Norna gab auf sein wiederholtes Zureden keine Antwort, und die Umstehenden fingen schon an, einander deutsame Geberden zuzuwerfen, als der Udallar, indem er das Fell aufhob, welches den Eingang des Zeltes verhüllte, entdeckte, daß dieses leer sei. Die Bewunderung wurde jetzt allgemein, und mischte sich bei Manchen sogar mit Furcht, denn es schien unmöglich, daß Norna aus dem Zelte, in dem sie eingeschlossen war, hatte entschlüpfen können, ohne von den Umstehenden bemerkt zu werden. Wie dem aber auch sein mochte, war sie doch verschwunden, und der Udallar ließ nach kurzem Staunen das Bärenfell wieder über den Eingang des Zeltes fallen.

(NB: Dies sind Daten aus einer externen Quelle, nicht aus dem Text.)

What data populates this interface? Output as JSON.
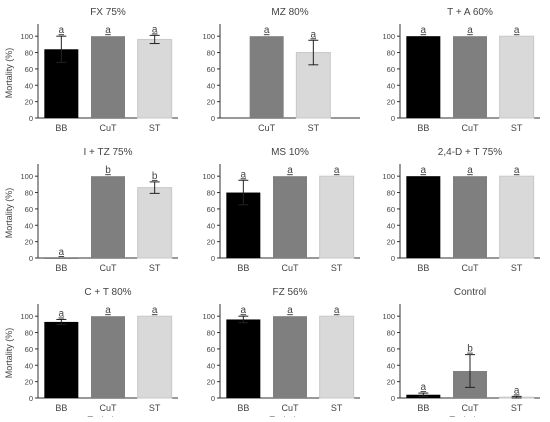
{
  "chart_data": [
    {
      "type": "bar",
      "title": "FX 75%",
      "categories": [
        "BB",
        "CuT",
        "ST"
      ],
      "values": [
        84,
        100,
        96
      ],
      "errors": [
        16,
        0,
        5
      ],
      "letters": [
        "a",
        "a",
        "a"
      ],
      "ylabel": "Mortality (%)",
      "xlabel": "",
      "yticks": [
        "0",
        "20",
        "40",
        "60",
        "80",
        "100"
      ],
      "ylim": [
        0,
        110
      ]
    },
    {
      "type": "bar",
      "title": "MZ 80%",
      "categories": [
        "CuT",
        "ST"
      ],
      "values": [
        100,
        80
      ],
      "errors": [
        0,
        15
      ],
      "letters": [
        "a",
        "a"
      ],
      "ylabel": "",
      "xlabel": "",
      "yticks": [
        "0",
        "20",
        "40",
        "60",
        "80",
        "100"
      ],
      "ylim": [
        0,
        110
      ]
    },
    {
      "type": "bar",
      "title": "T + A 60%",
      "categories": [
        "BB",
        "CuT",
        "ST"
      ],
      "values": [
        100,
        100,
        100
      ],
      "errors": [
        0,
        0,
        0
      ],
      "letters": [
        "a",
        "a",
        "a"
      ],
      "ylabel": "",
      "xlabel": "",
      "yticks": [
        "0",
        "20",
        "40",
        "60",
        "80",
        "100"
      ],
      "ylim": [
        0,
        110
      ]
    },
    {
      "type": "bar",
      "title": "I + TZ 75%",
      "categories": [
        "BB",
        "CuT",
        "ST"
      ],
      "values": [
        0,
        100,
        86
      ],
      "errors": [
        0,
        0,
        7
      ],
      "letters": [
        "a",
        "b",
        "b"
      ],
      "ylabel": "Mortality (%)",
      "xlabel": "",
      "yticks": [
        "0",
        "20",
        "40",
        "60",
        "80",
        "100"
      ],
      "ylim": [
        0,
        110
      ]
    },
    {
      "type": "bar",
      "title": "MS 10%",
      "categories": [
        "BB",
        "CuT",
        "ST"
      ],
      "values": [
        80,
        100,
        100
      ],
      "errors": [
        15,
        0,
        0
      ],
      "letters": [
        "a",
        "a",
        "a"
      ],
      "ylabel": "",
      "xlabel": "",
      "yticks": [
        "0",
        "20",
        "40",
        "60",
        "80",
        "100"
      ],
      "ylim": [
        0,
        110
      ]
    },
    {
      "type": "bar",
      "title": "2,4-D + T 75%",
      "categories": [
        "BB",
        "CuT",
        "ST"
      ],
      "values": [
        100,
        100,
        100
      ],
      "errors": [
        0,
        0,
        0
      ],
      "letters": [
        "a",
        "a",
        "a"
      ],
      "ylabel": "",
      "xlabel": "",
      "yticks": [
        "0",
        "20",
        "40",
        "60",
        "80",
        "100"
      ],
      "ylim": [
        0,
        110
      ]
    },
    {
      "type": "bar",
      "title": "C + T 80%",
      "categories": [
        "BB",
        "CuT",
        "ST"
      ],
      "values": [
        93,
        100,
        100
      ],
      "errors": [
        3,
        0,
        0
      ],
      "letters": [
        "a",
        "a",
        "a"
      ],
      "ylabel": "Mortality (%)",
      "xlabel": "Technique",
      "yticks": [
        "0",
        "20",
        "40",
        "60",
        "80",
        "100"
      ],
      "ylim": [
        0,
        110
      ]
    },
    {
      "type": "bar",
      "title": "FZ 56%",
      "categories": [
        "BB",
        "CuT",
        "ST"
      ],
      "values": [
        96,
        100,
        100
      ],
      "errors": [
        4,
        0,
        0
      ],
      "letters": [
        "a",
        "a",
        "a"
      ],
      "ylabel": "",
      "xlabel": "Technique",
      "yticks": [
        "0",
        "20",
        "40",
        "60",
        "80",
        "100"
      ],
      "ylim": [
        0,
        110
      ]
    },
    {
      "type": "bar",
      "title": "Control",
      "categories": [
        "BB",
        "CuT",
        "ST"
      ],
      "values": [
        4,
        33,
        1
      ],
      "errors": [
        2,
        20,
        1
      ],
      "letters": [
        "a",
        "b",
        "a"
      ],
      "ylabel": "",
      "xlabel": "Technique",
      "yticks": [
        "0",
        "20",
        "40",
        "60",
        "80",
        "100"
      ],
      "ylim": [
        0,
        110
      ]
    }
  ],
  "colors": {
    "BB": "#000000",
    "CuT": "#7f7f7f",
    "ST": "#d9d9d9",
    "axis": "#333333",
    "text": "#444444"
  }
}
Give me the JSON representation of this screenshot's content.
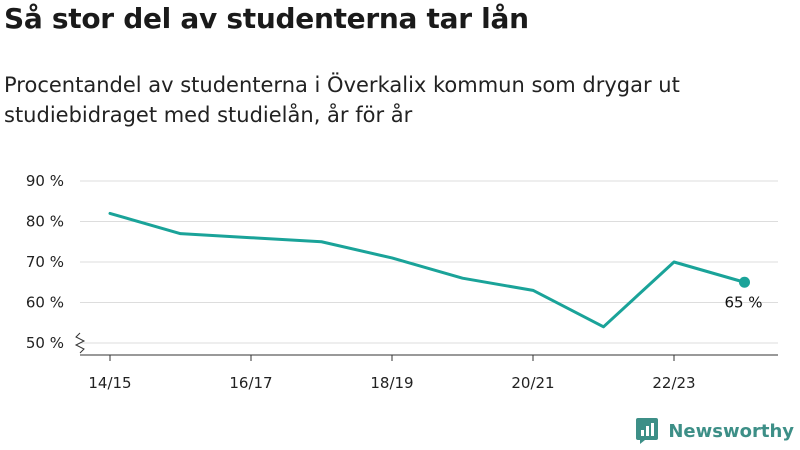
{
  "title": "Så stor del av studenterna tar lån",
  "subtitle": "Procentandel av studenterna i Överkalix kommun som drygar ut studiebidraget med studielån, år för år",
  "brand": {
    "name": "Newsworthy",
    "color": "#3d8f87"
  },
  "colors": {
    "line": "#1aa399",
    "grid": "#dddddd",
    "axis": "#333333"
  },
  "chart_data": {
    "type": "line",
    "x": [
      "14/15",
      "15/16",
      "16/17",
      "17/18",
      "18/19",
      "19/20",
      "20/21",
      "21/22",
      "22/23",
      "23/24"
    ],
    "xticks": [
      "14/15",
      "16/17",
      "18/19",
      "20/21",
      "22/23"
    ],
    "series": [
      {
        "values": [
          82,
          77,
          76,
          75,
          71,
          66,
          63,
          54,
          70,
          65
        ]
      }
    ],
    "ylim": [
      50,
      90
    ],
    "yticks": [
      50,
      60,
      70,
      80,
      90
    ],
    "ytick_suffix": " %",
    "end_label": "65 %",
    "grid": true,
    "axis_break": true
  }
}
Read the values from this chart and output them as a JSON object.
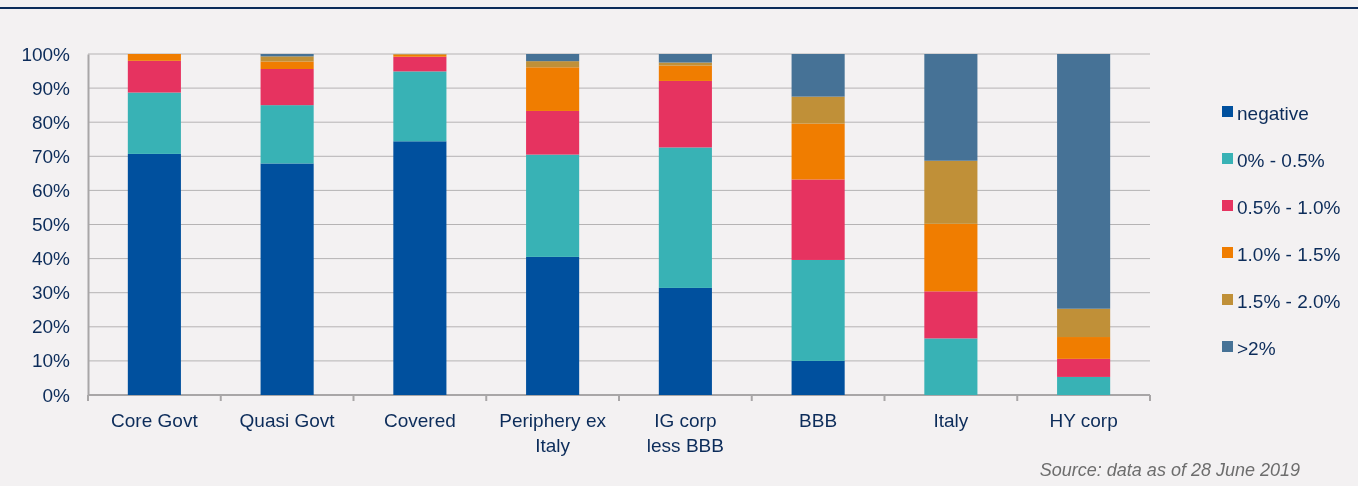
{
  "chart_data": {
    "type": "bar",
    "stacked": true,
    "categories": [
      "Core Govt",
      "Quasi Govt",
      "Covered",
      "Periphery ex Italy",
      "IG corp less BBB",
      "BBB",
      "Italy",
      "HY corp"
    ],
    "series": [
      {
        "name": "negative",
        "color": "#00509e",
        "values": [
          70.7,
          67.9,
          74.4,
          40.5,
          31.4,
          10.0,
          0,
          0
        ]
      },
      {
        "name": "0% - 0.5%",
        "color": "#38b2b5",
        "values": [
          18.0,
          17.1,
          20.5,
          30.0,
          41.2,
          29.6,
          16.6,
          5.3
        ]
      },
      {
        "name": "0.5% - 1.0%",
        "color": "#e63360",
        "values": [
          9.3,
          10.6,
          4.3,
          12.8,
          19.5,
          23.6,
          13.8,
          5.3
        ]
      },
      {
        "name": "1.0% - 1.5%",
        "color": "#f07d00",
        "values": [
          2.0,
          2.2,
          0.6,
          12.8,
          4.5,
          16.4,
          19.8,
          6.4
        ]
      },
      {
        "name": "1.5% - 2.0%",
        "color": "#c09038",
        "values": [
          0,
          1.5,
          0.2,
          1.8,
          0.9,
          7.9,
          18.5,
          8.3
        ]
      },
      {
        "name": ">2%",
        "color": "#467296",
        "values": [
          0,
          0.7,
          0,
          2.1,
          2.5,
          12.5,
          31.3,
          74.7
        ]
      }
    ],
    "ylim": [
      0,
      100
    ],
    "yticks": [
      {
        "value": 0,
        "label": "0%"
      },
      {
        "value": 10,
        "label": "10%"
      },
      {
        "value": 20,
        "label": "20%"
      },
      {
        "value": 30,
        "label": "30%"
      },
      {
        "value": 40,
        "label": "40%"
      },
      {
        "value": 50,
        "label": "50%"
      },
      {
        "value": 60,
        "label": "60%"
      },
      {
        "value": 70,
        "label": "70%"
      },
      {
        "value": 80,
        "label": "80%"
      },
      {
        "value": 90,
        "label": "90%"
      },
      {
        "value": 100,
        "label": "100%"
      }
    ],
    "grid": "y",
    "legend": "right",
    "annotations": [
      "Source: data as of 28 June 2019"
    ]
  }
}
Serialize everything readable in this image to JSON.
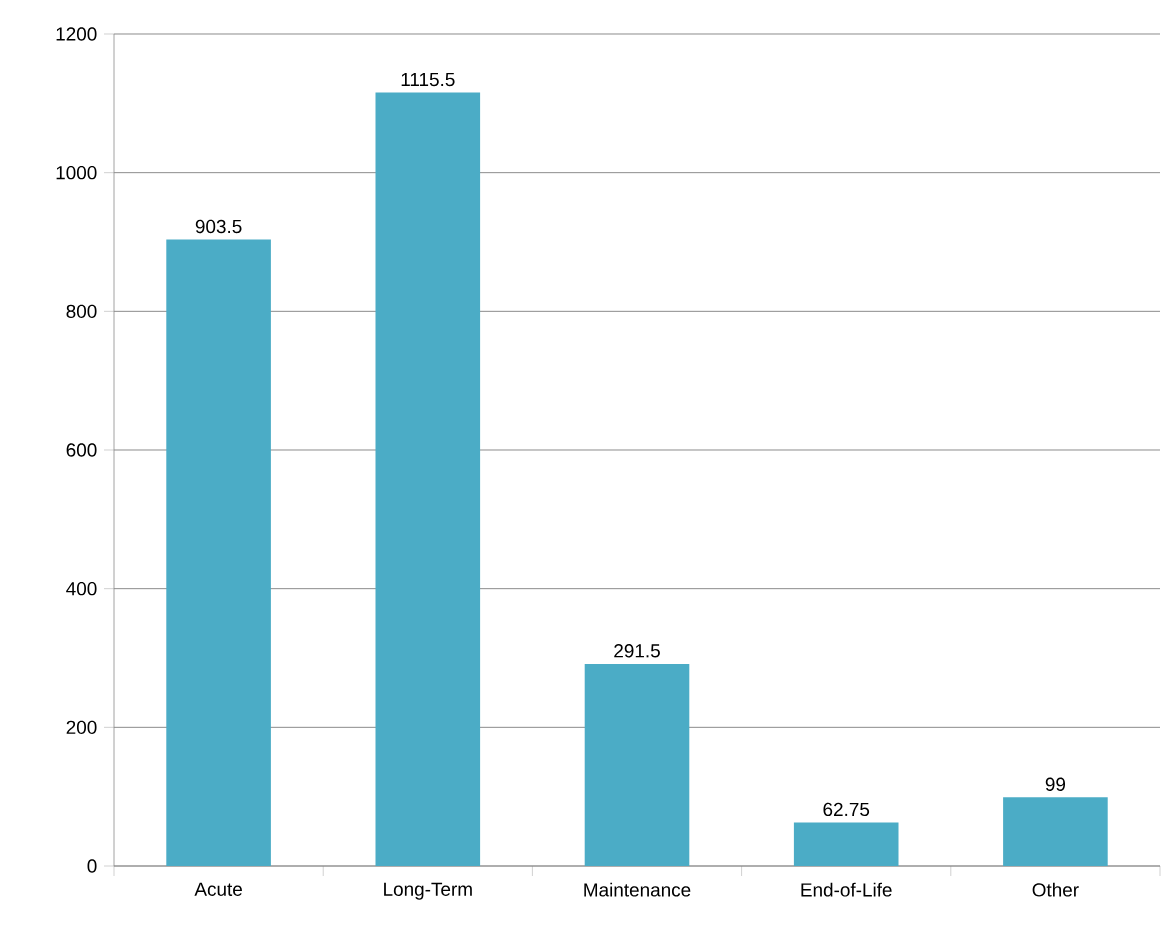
{
  "chart_data": {
    "type": "bar",
    "categories": [
      "Acute",
      "Long-Term",
      "Maintenance",
      "End-of-Life",
      "Other"
    ],
    "values": [
      903.5,
      1115.5,
      291.5,
      62.75,
      99
    ],
    "value_labels": [
      "903.5",
      "1115.5",
      "291.5",
      "62.75",
      "99"
    ],
    "color": "#4bacc6",
    "ylim": [
      0,
      1200
    ],
    "yticks": [
      0,
      200,
      400,
      600,
      800,
      1000,
      1200
    ],
    "grid": "y"
  }
}
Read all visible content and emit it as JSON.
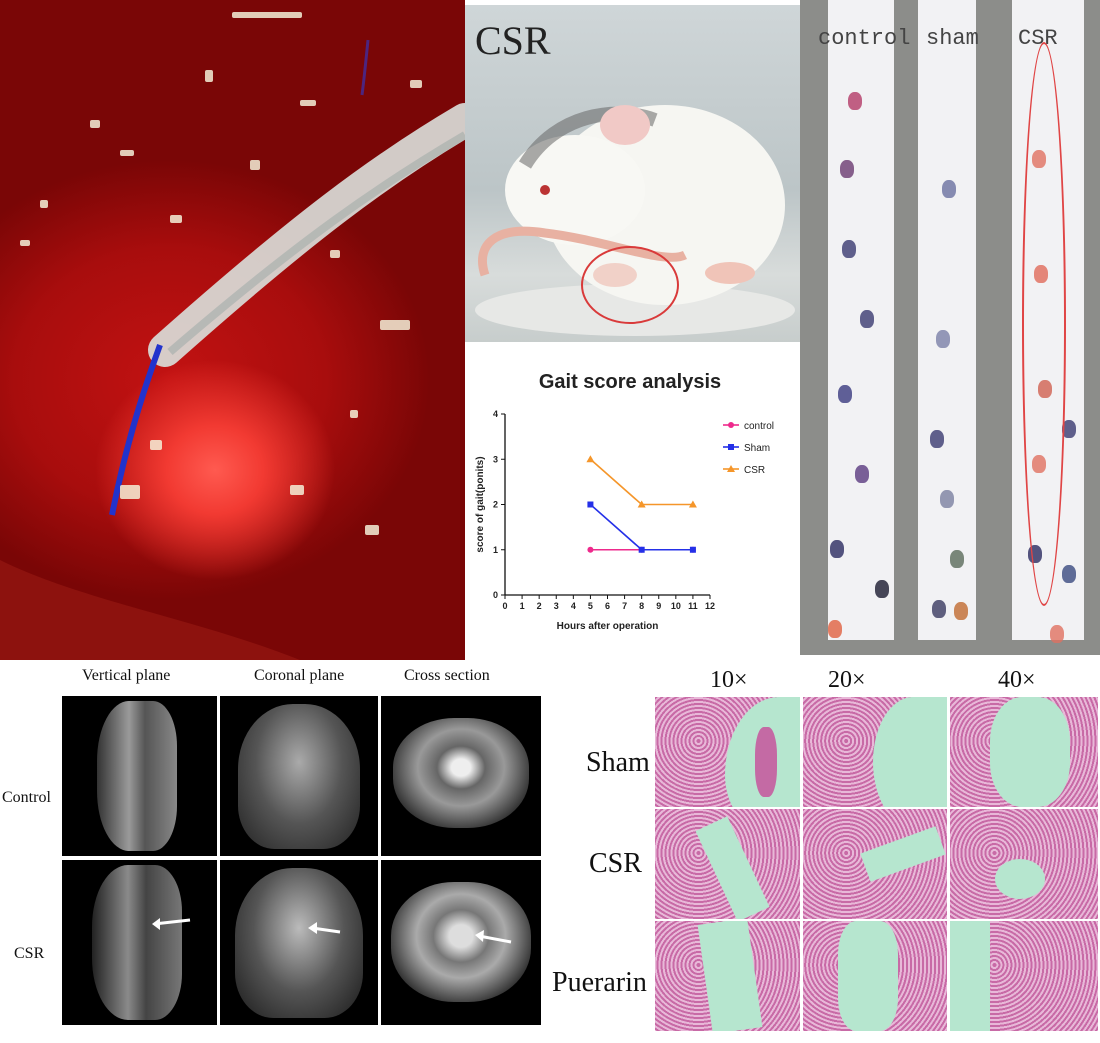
{
  "panel_b": {
    "title": "CSR"
  },
  "panel_d": {
    "strip_labels": [
      "control",
      "sham",
      "CSR"
    ]
  },
  "panel_e": {
    "columns": [
      "Vertical plane",
      "Coronal plane",
      "Cross section"
    ],
    "rows": [
      "Control",
      "CSR"
    ]
  },
  "panel_f": {
    "columns": [
      "10×",
      "20×",
      "40×"
    ],
    "rows": [
      "Sham",
      "CSR",
      "Puerarin"
    ]
  },
  "chart_data": {
    "type": "line",
    "title": "Gait score analysis",
    "xlabel": "Hours after operation",
    "ylabel": "score of gait(ponits)",
    "xlim": [
      0,
      12
    ],
    "ylim": [
      0,
      4
    ],
    "xticks": [
      "0",
      "1",
      "2",
      "3",
      "4",
      "5",
      "6",
      "7",
      "8",
      "9",
      "10",
      "11",
      "12"
    ],
    "yticks": [
      "0",
      "1",
      "2",
      "3",
      "4"
    ],
    "legend_position": "right",
    "series": [
      {
        "name": "control",
        "color": "#ee2a8c",
        "marker": "circle",
        "x": [
          5,
          8,
          11
        ],
        "y": [
          1,
          1,
          1
        ]
      },
      {
        "name": "Sham",
        "color": "#2430e8",
        "marker": "square",
        "x": [
          5,
          8,
          11
        ],
        "y": [
          2,
          1,
          1
        ]
      },
      {
        "name": "CSR",
        "color": "#f5962a",
        "marker": "triangle",
        "x": [
          5,
          8,
          11
        ],
        "y": [
          3,
          2,
          2
        ]
      }
    ]
  }
}
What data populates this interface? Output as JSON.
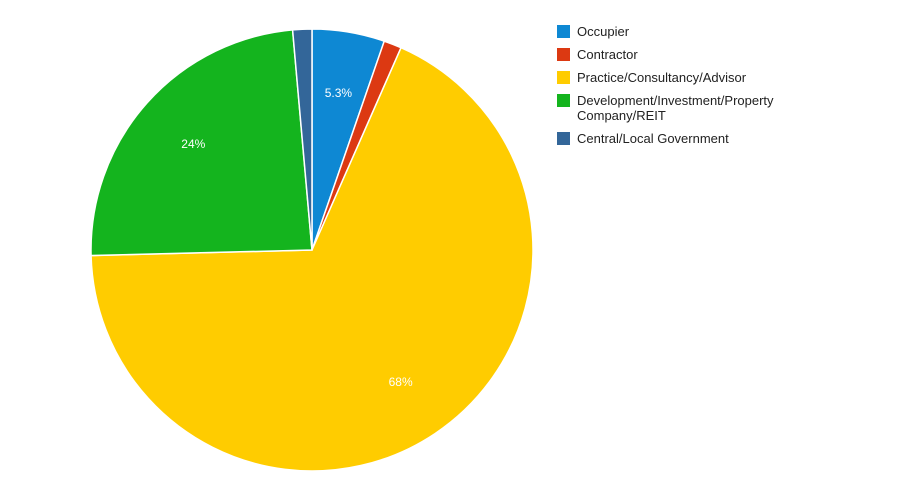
{
  "chart_data": {
    "type": "pie",
    "title": "",
    "legend_position": "right",
    "slices": [
      {
        "label": "Occupier",
        "value": 5.3,
        "color": "#0e88d3",
        "data_label": "5.3%"
      },
      {
        "label": "Contractor",
        "value": 1.3,
        "color": "#dc3912",
        "data_label": ""
      },
      {
        "label": "Practice/Consultancy/Advisor",
        "value": 68,
        "color": "#ffcc00",
        "data_label": "68%"
      },
      {
        "label": "Development/Investment/Property Company/REIT",
        "value": 24,
        "color": "#14b41e",
        "data_label": "24%"
      },
      {
        "label": "Central/Local Government",
        "value": 1.4,
        "color": "#336699",
        "data_label": ""
      }
    ]
  }
}
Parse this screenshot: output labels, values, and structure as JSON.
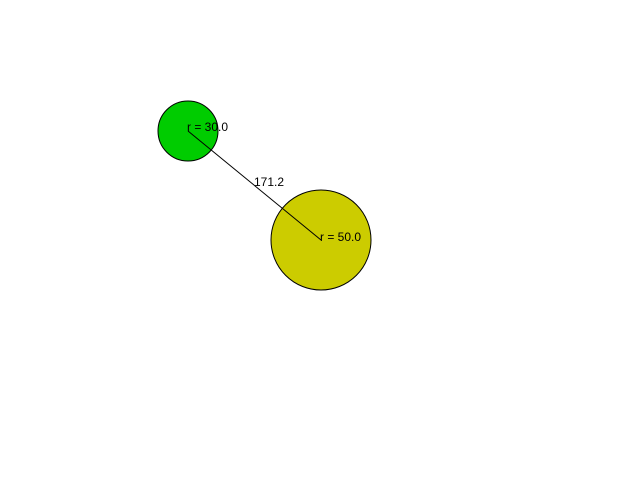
{
  "circles": [
    {
      "id": "circle-1",
      "radius_label": "r = 30.0",
      "fill": "#00cc00",
      "stroke": "#000000"
    },
    {
      "id": "circle-2",
      "radius_label": "r = 50.0",
      "fill": "#cccc00",
      "stroke": "#000000"
    }
  ],
  "connector": {
    "distance_label": "171.2",
    "stroke": "#000000"
  },
  "background": "#ffffff"
}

»Meine Freunde,« sagte er mit heiterem Gesichte, »wir Alle kennen seit langer Zeit meine Verwandte, und wissen, daß ihre Wege in dieser Welt nicht die anderer gewöhnlicher Leute sind. Dennoch meint sie es gut mit Hialtland, hat für mich und mein Haus eine wahrhaft schwesterliche Liebe, und keiner unter meinen Gästen darf von ihr Uebles fürchten oder ihr etwas übel nehmen. Ich zweifle nicht, daß sie sich zur Tischzeit wieder bei uns einfinden wird.«

»Das verhüte Gott!« sagte Miß Baby Yellowley – »denn, meine gute Lady Glowrowrum, Euer Herrlichkeit die Wahrheit zu sagen, ich liebe Frauen gar nicht, die so wie ein Sonnenblick oder wie ein Stoß des Wirbelwindes kommen und gehen können.«

»Sprecht leise, sprecht leise,« antwortete Lady Glowrowrum; »und danket Gott, daß dieß Weib nicht noch ein Stück vom Hause mit fortgenommen hat. Ihresgleichen haben wohl noch ärgere Streiche gespielt, und sie selbst ebenfalls, wenn man ihr nicht zu viel nachsagt.«

Aehnliche heimliche Gespräche wurden von den übrigen Mitgliedern der Gesellschaft geführt, bis der Udallar seine gebieterische Stentorstimme erhob, sie zum Schweigen zu bringen, und die Gesellschaft einlud, oder vielmehr ihr befahl, die Boote auf die Haaf- oder hohe Meer-Fischerei auslaufen zu sehen.

»Der Wind sei seit Sonnenaufgang sehr heftig gewesen,« sagte er, »und habe die Boote in der Bucht zurückgehalten, jetzt aber wäre er günstig, und sie würden nun augenblicklich unter Segel gehen.«

Diese plötzliche Veränderung des Wetters gab zu manchen Winken und Zeichen unter den Gästen Anlaß, welche glaubten, sie mit Norna's plötzlichem Verschwinden in Verbindung bringen zu dürfen; ohne indessen Bemerkungen zu wagen, die ihrem Wirthe nothwendig hätten unangenehm sein müssen, folgten sie seinen stattlichen Schritten zum Ufer, wie eine Heerde Damhirsche dem Leithirsche folgt, mit allen Zeichen ehrerbietiger Achtung.